Um conto de Anna Maria Moura, Elli Maria e Sol
Anna Maria Moura é artista marginal que desenvolve pesquisas em relação à literatura (Poetry Slam) e audiovisual negro, culturas de periferia (Batalhas de Rima) e demais intervenções artísticas urbanas desde 2018. Possui formação em Teatro com ênfase em Iluminação Cênica pela Unemat e é graduanda de Rádio e TV pela UFMT. Atua no Coletivo de Audiovisual Negro Quariterê desde 2017. Participou como produtora do curta Como ser racista em 10 passos de Isabela Ferreira.
Elli Maria é artesã; graduanda de Filosofia pela UFMT, pesquisa injustiças epistêmicas na área de epistemologia social aplicada; integrante do Coletivo Negro Universitário na UFMT; auxiliar de serviços gerais na rede municipal de educação e integrante do Coletivo Alternativa de Luta
Sol tem formação em Teatro, com ênfase em atuação, pela UNEMAT. É graduando de Letras – Português e Literatura pela UFMT, é poeta à margem e artista plástico; faz parte da Coletiva Slam do Capim Xeroso desde 2018 e destacou-se em 2019 no Prêmio Pixé de Literatura, promovido pela revista literária Pixé.
***
alGEMA
Augusto, alheio às interações sociais, mesmo dentro de casa com a família.
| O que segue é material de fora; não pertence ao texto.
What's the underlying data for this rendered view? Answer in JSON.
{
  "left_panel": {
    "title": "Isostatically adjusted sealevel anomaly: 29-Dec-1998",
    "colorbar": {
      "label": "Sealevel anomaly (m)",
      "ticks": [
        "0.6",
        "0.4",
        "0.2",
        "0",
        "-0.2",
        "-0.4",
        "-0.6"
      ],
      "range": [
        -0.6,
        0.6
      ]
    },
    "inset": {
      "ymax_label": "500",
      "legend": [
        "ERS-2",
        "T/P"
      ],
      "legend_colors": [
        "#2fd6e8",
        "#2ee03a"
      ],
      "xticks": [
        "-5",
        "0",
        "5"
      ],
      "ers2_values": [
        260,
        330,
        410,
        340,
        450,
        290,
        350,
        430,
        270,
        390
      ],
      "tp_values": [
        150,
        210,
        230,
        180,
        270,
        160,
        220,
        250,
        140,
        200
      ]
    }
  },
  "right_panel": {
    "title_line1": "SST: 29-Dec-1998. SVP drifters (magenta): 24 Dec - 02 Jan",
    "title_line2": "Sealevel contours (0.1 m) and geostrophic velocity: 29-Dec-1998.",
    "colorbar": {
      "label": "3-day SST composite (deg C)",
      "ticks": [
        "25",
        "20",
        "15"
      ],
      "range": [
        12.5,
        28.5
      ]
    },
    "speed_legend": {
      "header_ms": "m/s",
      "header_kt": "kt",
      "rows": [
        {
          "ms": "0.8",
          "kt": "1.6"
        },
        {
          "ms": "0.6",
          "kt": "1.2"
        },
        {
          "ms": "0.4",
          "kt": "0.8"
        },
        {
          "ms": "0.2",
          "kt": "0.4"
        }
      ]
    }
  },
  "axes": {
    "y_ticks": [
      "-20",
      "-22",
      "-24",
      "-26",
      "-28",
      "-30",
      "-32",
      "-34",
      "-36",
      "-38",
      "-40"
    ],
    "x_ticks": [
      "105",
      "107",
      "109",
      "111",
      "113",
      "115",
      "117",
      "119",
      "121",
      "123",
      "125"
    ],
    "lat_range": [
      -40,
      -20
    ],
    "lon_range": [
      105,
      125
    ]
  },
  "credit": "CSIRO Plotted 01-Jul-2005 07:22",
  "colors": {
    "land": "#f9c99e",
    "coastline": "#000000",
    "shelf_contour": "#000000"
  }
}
Trancafiado nos pensamentos sobre vida e morte. – Iremos todos morrer? – Perguntava-se ao assistir TV. Saía do quarto na hora exata das refeições, quando tocava a vinheta do Cadeia Neles. Saía da caverna, Augusto e Datena para a janta. Saboreavam o sanguinário jornal com a mesma fome que se alimentavam daquela programação banal. No café era diferente, não havia Clóvis Roberto, nem Brasil Urgente. Só se sentia vivo de verdade, ao acordar. Hoje, para o café da manhã só tem geleia e ovo. A geladeira estava ficando vazia. – Vou fazer uma gemada. Lembrei de Vovó.
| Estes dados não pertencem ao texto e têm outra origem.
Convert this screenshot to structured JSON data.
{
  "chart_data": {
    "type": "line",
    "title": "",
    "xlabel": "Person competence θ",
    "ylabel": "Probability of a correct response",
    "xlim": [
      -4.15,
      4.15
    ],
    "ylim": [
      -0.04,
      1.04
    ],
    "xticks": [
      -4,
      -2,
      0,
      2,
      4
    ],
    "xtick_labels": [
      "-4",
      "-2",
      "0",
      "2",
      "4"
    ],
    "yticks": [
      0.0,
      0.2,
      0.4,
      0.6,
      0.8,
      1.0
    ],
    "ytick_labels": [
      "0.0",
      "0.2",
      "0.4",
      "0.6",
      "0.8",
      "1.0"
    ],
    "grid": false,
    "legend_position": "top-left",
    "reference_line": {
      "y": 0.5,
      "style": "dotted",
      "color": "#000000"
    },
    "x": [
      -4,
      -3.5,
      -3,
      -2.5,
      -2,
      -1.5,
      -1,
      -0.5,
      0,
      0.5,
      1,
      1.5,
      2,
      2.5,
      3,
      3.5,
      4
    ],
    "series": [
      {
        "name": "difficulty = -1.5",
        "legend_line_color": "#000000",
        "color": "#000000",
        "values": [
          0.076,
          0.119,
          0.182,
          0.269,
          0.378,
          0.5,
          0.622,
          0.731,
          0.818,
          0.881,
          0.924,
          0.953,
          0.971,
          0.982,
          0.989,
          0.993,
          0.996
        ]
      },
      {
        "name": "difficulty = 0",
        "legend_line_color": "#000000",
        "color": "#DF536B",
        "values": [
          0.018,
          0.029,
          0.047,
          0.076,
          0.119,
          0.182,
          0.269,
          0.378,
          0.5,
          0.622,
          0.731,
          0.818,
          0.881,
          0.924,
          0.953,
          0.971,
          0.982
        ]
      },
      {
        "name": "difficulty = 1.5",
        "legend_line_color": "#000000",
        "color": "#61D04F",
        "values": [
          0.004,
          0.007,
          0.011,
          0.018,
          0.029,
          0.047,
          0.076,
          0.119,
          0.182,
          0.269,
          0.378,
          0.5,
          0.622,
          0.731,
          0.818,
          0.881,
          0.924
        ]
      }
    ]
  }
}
Vovó tomava gemada, de manhã bem cedo. Diz que fortifica. A força vem do ovo? Algema de ovo. Às gemas: Pelos poderes de vó Graça: Eu tenho a força! De vestido Magenta, me balançava no colo, na rede, eu era menor que as “frôzinha” de seu vestido. A gente brincava: Quem nasceu primeiro? As galinha da MAGGI ciscando lá na frente. Galo cantou e vovô já “tava” no curral porque Seu Jaime esquenta o coro de gado ARISCO.
Eu tinha medo da casa grande, era tudo tão gigante. – Parece que vai me esmagar, vovó.
O pé do Seu Jaime é um cepo de um pé. Mas quando se é criança, até o medo vira amigo, engraçado. Hoje, medo é companhia, amigo não é não. Augusto, alGEMAdo ao medo da morte, só se liberta com a ideia de interação com alguém que está muito longe. Pensou em visitá-la, não teve coragem. Resolveu escrever:
Vovó, Escrevo esta carta para saber como a senhora. está? Perdoa as andanças e eu não ter voltado tão cedo aí na sua casa, sei lá, tava andando atrás de mim. Tu que é aventureira, que nasceu pra passarinho, bem sabe onde estou indo, de onde vem minha paixão pela liberdade e pela possibilidade de estar onde eu quiser, mesmo estando hoje aqui isolado. Hoje lembrei-me de quando eu era criança e da minha ansiedade de ir ao barreiro a busca de ouro, meu objetivo, na verdade, nunca foi o ouro e sim as expedições, as aventuras. Vó, tu és aventureira e conheces bem o tempo e como as vezes não cabe nele tudo que queremos fazer, todas as pessoas e todos os lugares. A senhora sabe que sou chato desde criança, mas adorei a lembrança que mandou. Hoje, sou eu que trago-lhe de presente um abraço. Meus abraços não são só onde corpos se encontram. Meus braços, meu peito, meu coração carregam vivências, memórias, afeto, essência e ancestralidade. Carrego em meus abraços tantos outros que recebi. Felizmente existem os abraços, que curam o tempo e acalmam o coração daqueles que convivem com as ausências. É por isso que te abraço hoje, em agradecimento pelo sangue, pela genética e por esse espírito.
Preta, forte e aventureira, a sra. é vida, vó.
Mas vovó Graça não sabia ler. Augusto pegou o telefone e fez uma ligação.